Tata Group’s two airlines – AirAsia India and Vistara, were struggling before the coronavirus pandemic. Tata Sons owns a 51% stake in each airline. 

“The Tata’s are caught between a rock and a hard place,” said Mukund Rajan, a former member of the group’s executive council who’s now the chairman of an investment advisory firm focused on the environment, social, and governance issues. “The only option to run a successful airline is to seek scale. This would require the Tatas to deploy significantly more capital than they have done this far. Absent ambition and scale, the prospects for success are probably very remote.”

The airline was founded by J.R.D. Tata, named as Tata Airlines in 1932. In 1953, the Government of India passed the Air Corporations Act and purchased a majority stake from Tata Sons.

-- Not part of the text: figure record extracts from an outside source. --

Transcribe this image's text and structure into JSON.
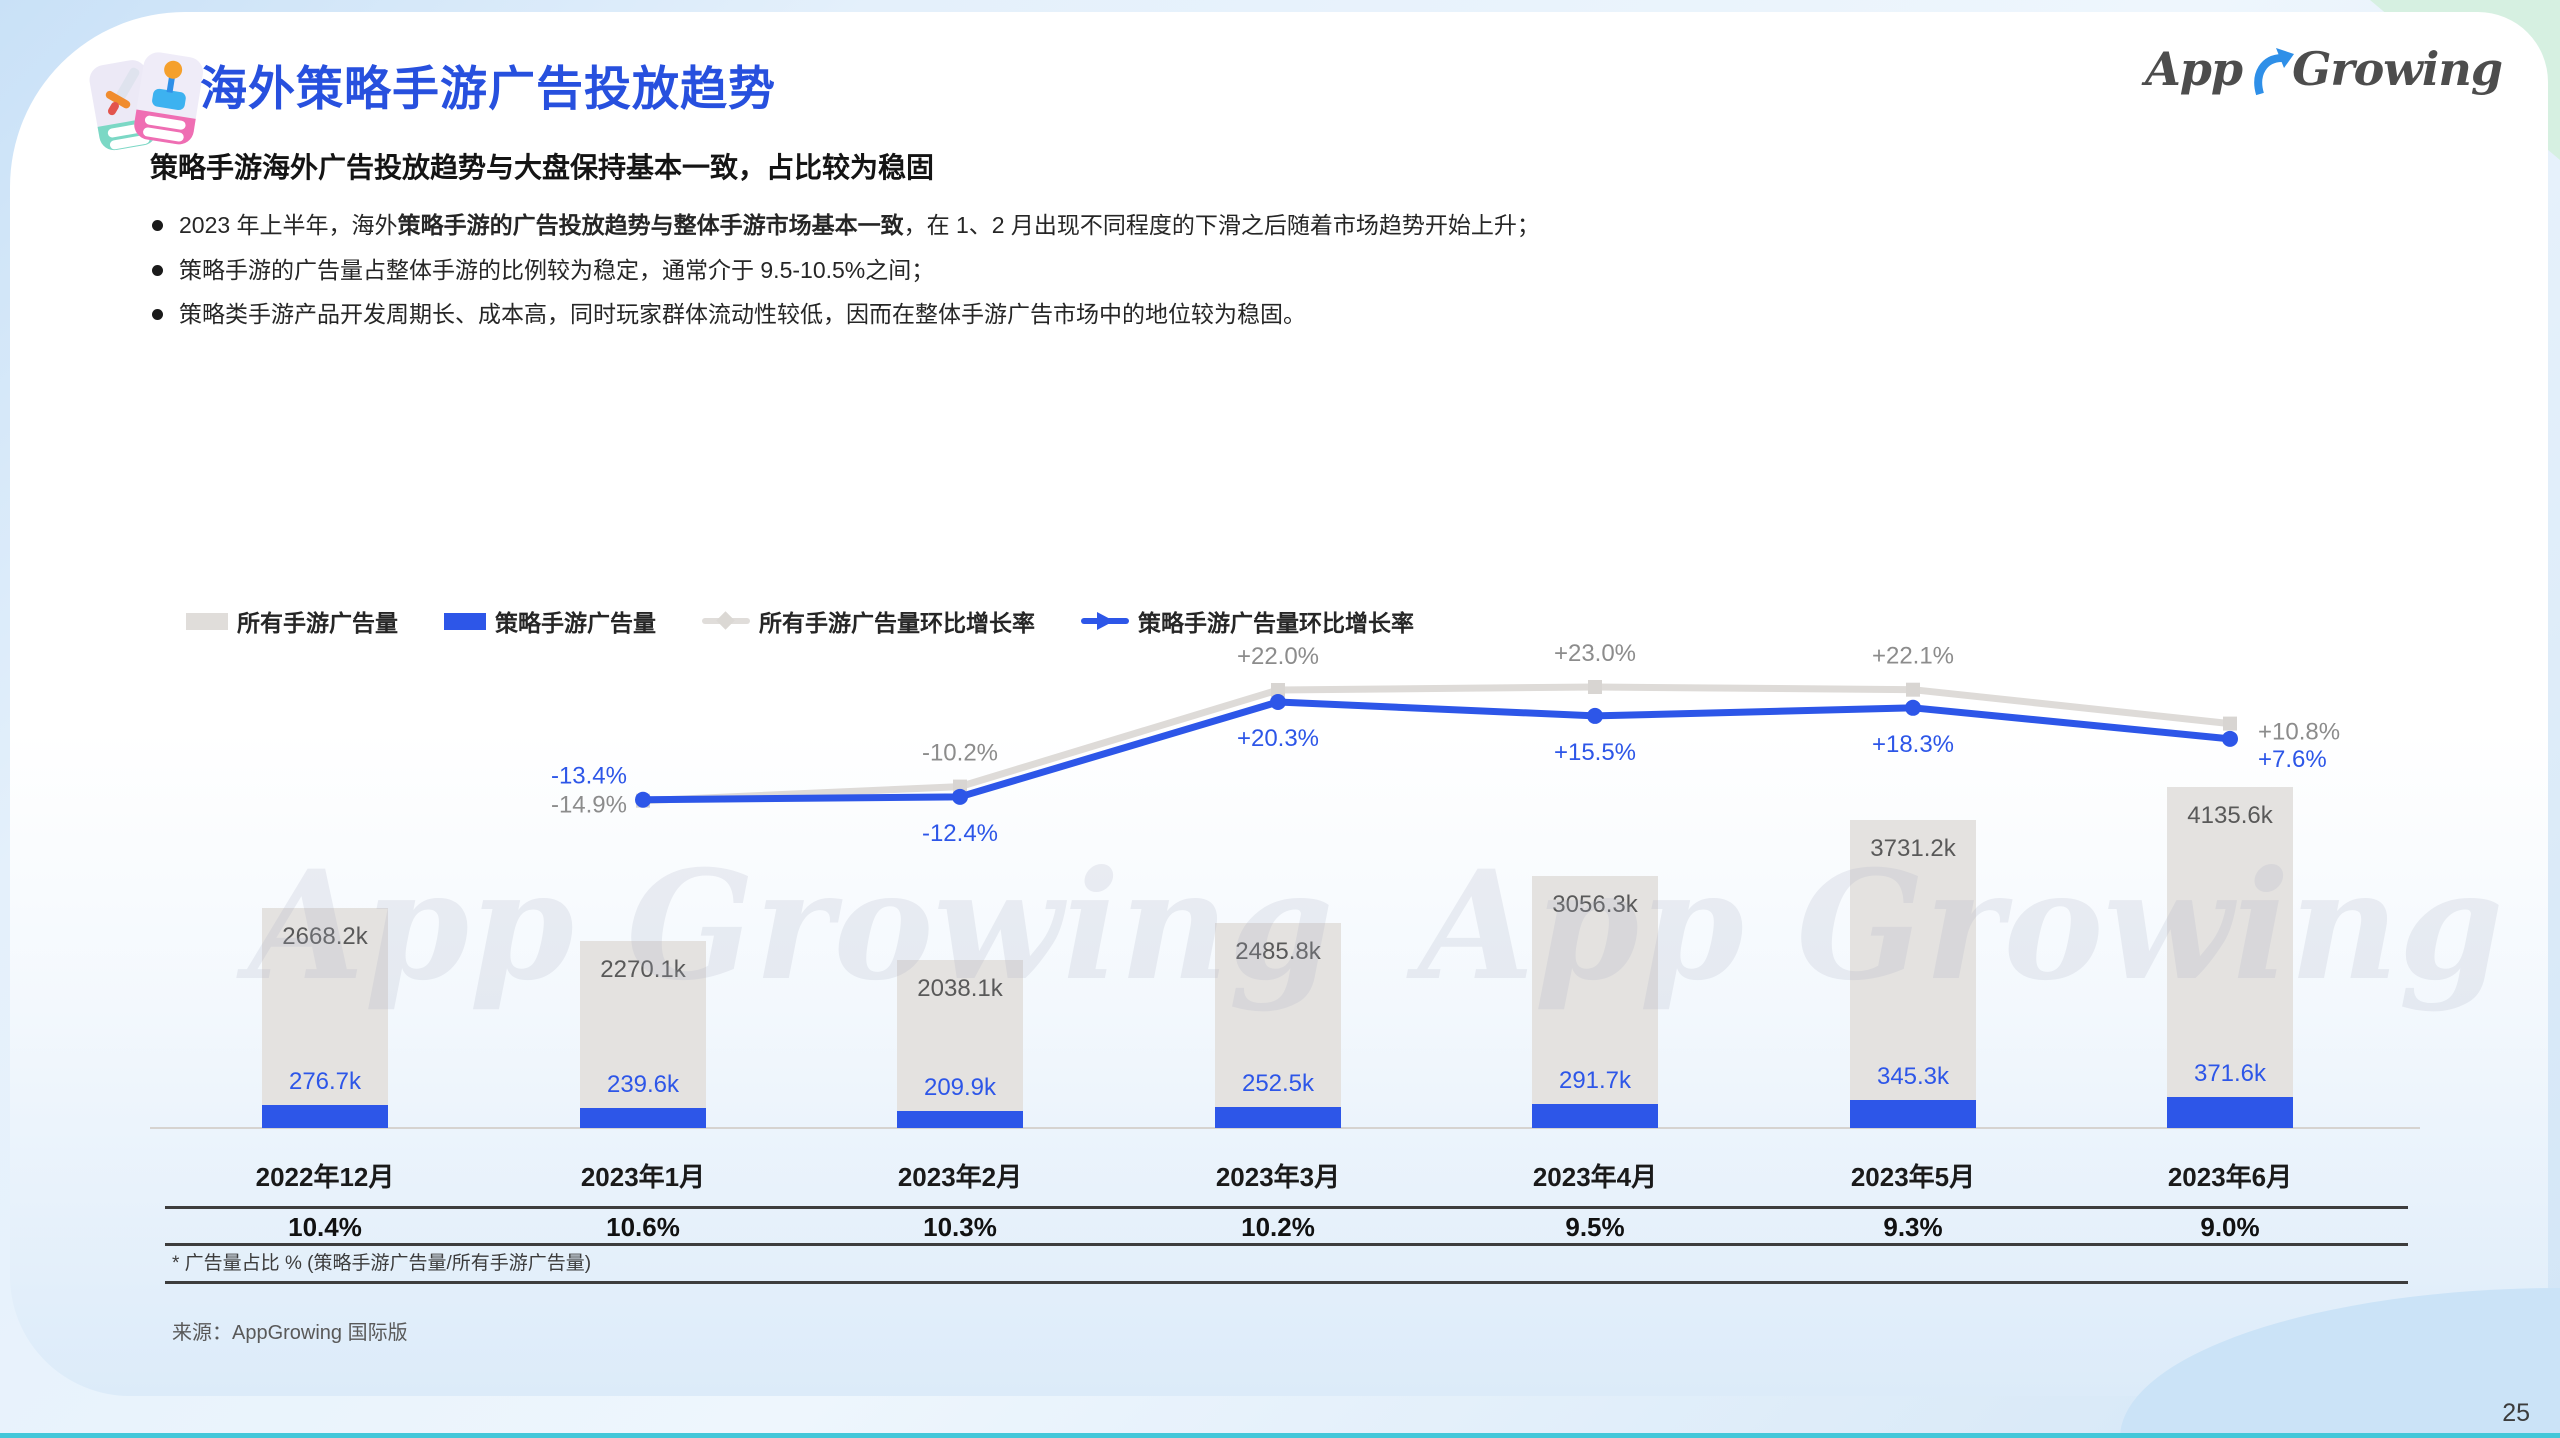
{
  "slide": {
    "title": "海外策略手游广告投放趋势",
    "logo_text": {
      "part1": "App",
      "part2": "Growing"
    },
    "subtitle": "策略手游海外广告投放趋势与大盘保持基本一致，占比较为稳固",
    "bullets": [
      {
        "pre": "2023 年上半年，海外",
        "bold": "策略手游的广告投放趋势与整体手游市场基本一致",
        "post": "，在 1、2 月出现不同程度的下滑之后随着市场趋势开始上升；"
      },
      {
        "pre": "策略手游的广告量占整体手游的比例较为稳定，通常介于 9.5-10.5%之间；",
        "bold": "",
        "post": ""
      },
      {
        "pre": "策略类手游产品开发周期长、成本高，同时玩家群体流动性较低，因而在整体手游广告市场中的地位较为稳固。",
        "bold": "",
        "post": ""
      }
    ],
    "footnote": "* 广告量占比 %  (策略手游广告量/所有手游广告量)",
    "source": "来源：AppGrowing 国际版",
    "page_number": "25",
    "watermark": "App Growing"
  },
  "colors": {
    "title_blue": "#2750de",
    "accent_blue": "#2d56e8",
    "bar_gray": "#e4e2e0",
    "line_gray": "#dedbd8",
    "gray_label": "#8c8c8c",
    "bar_value_gray": "#595959",
    "logo_arrow_blue": "#2e8fe8",
    "bottom_teal": "#43c7d9"
  },
  "chart_data": {
    "type": "bar+line combo",
    "title": "海外策略手游广告投放趋势",
    "categories": [
      "2022年12月",
      "2023年1月",
      "2023年2月",
      "2023年3月",
      "2023年4月",
      "2023年5月",
      "2023年6月"
    ],
    "legend": [
      "所有手游广告量",
      "策略手游广告量",
      "所有手游广告量环比增长率",
      "策略手游广告量环比增长率"
    ],
    "legend_position": "top-left",
    "grid": false,
    "series": [
      {
        "name": "所有手游广告量",
        "type": "bar",
        "color": "#e4e2e0",
        "unit": "k",
        "values_k": [
          2668.2,
          2270.1,
          2038.1,
          2485.8,
          3056.3,
          3731.2,
          4135.6
        ],
        "labels": [
          "2668.2k",
          "2270.1k",
          "2038.1k",
          "2485.8k",
          "3056.3k",
          "3731.2k",
          "4135.6k"
        ]
      },
      {
        "name": "策略手游广告量",
        "type": "bar",
        "color": "#2d56e8",
        "unit": "k",
        "values_k": [
          276.7,
          239.6,
          209.9,
          252.5,
          291.7,
          345.3,
          371.6
        ],
        "labels": [
          "276.7k",
          "239.6k",
          "209.9k",
          "252.5k",
          "291.7k",
          "345.3k",
          "371.6k"
        ]
      },
      {
        "name": "所有手游广告量环比增长率",
        "type": "line",
        "color": "#dedbd8",
        "unit": "%",
        "values_pct": [
          null,
          -14.9,
          -10.2,
          22.0,
          23.0,
          22.1,
          10.8
        ],
        "labels": [
          "-14.9%",
          "-10.2%",
          "+22.0%",
          "+23.0%",
          "+22.1%",
          "+10.8%"
        ]
      },
      {
        "name": "策略手游广告量环比增长率",
        "type": "line",
        "color": "#2d56e8",
        "unit": "%",
        "values_pct": [
          null,
          -13.4,
          -12.4,
          20.3,
          15.5,
          18.3,
          7.6
        ],
        "labels": [
          "-13.4%",
          "-12.4%",
          "+20.3%",
          "+15.5%",
          "+18.3%",
          "+7.6%"
        ]
      }
    ],
    "share_row": {
      "label": "广告量占比 %",
      "values": [
        "10.4%",
        "10.6%",
        "10.3%",
        "10.2%",
        "9.5%",
        "9.3%",
        "9.0%"
      ]
    }
  }
}
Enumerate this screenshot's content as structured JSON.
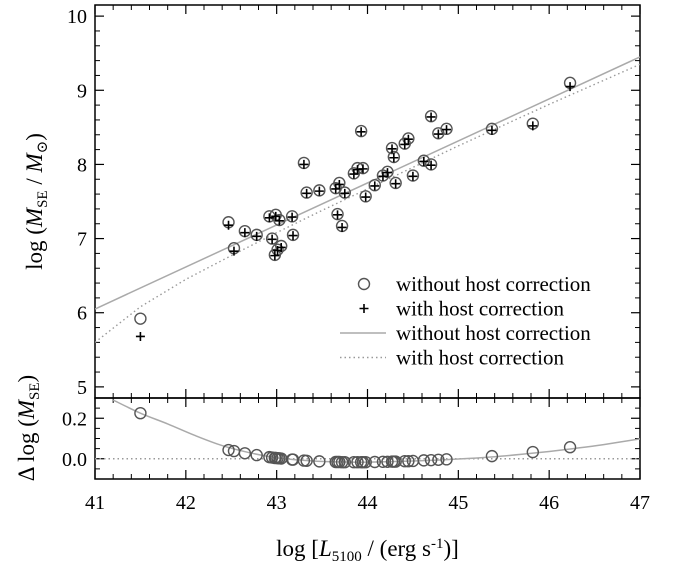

The company was renamed as Air India International Limited and the domestic services were transferred to Indian Airlines as a part of a restructuring.

In 1994, the group came up with an ambitious plan to start an airline with 100 planes in partnership with Singapore Airlines, but the government refused a foreign entrant, and the project was rejected. Later in the year 2000, Tata again teamed up with Singapore Air to bid for a stake in Air-India, but the plan was dropped due to political opposition. 

Tata Group is concentrating on making an airline work at any cost. Vistara and AirAsia India have never made money and have lost around $845 million (~Rs 8,450 lakhs), according to estimates from the Centre of Aviation. They have to make a decision on whether to sell the loss-making business or to further scale it up and make it a profitable one.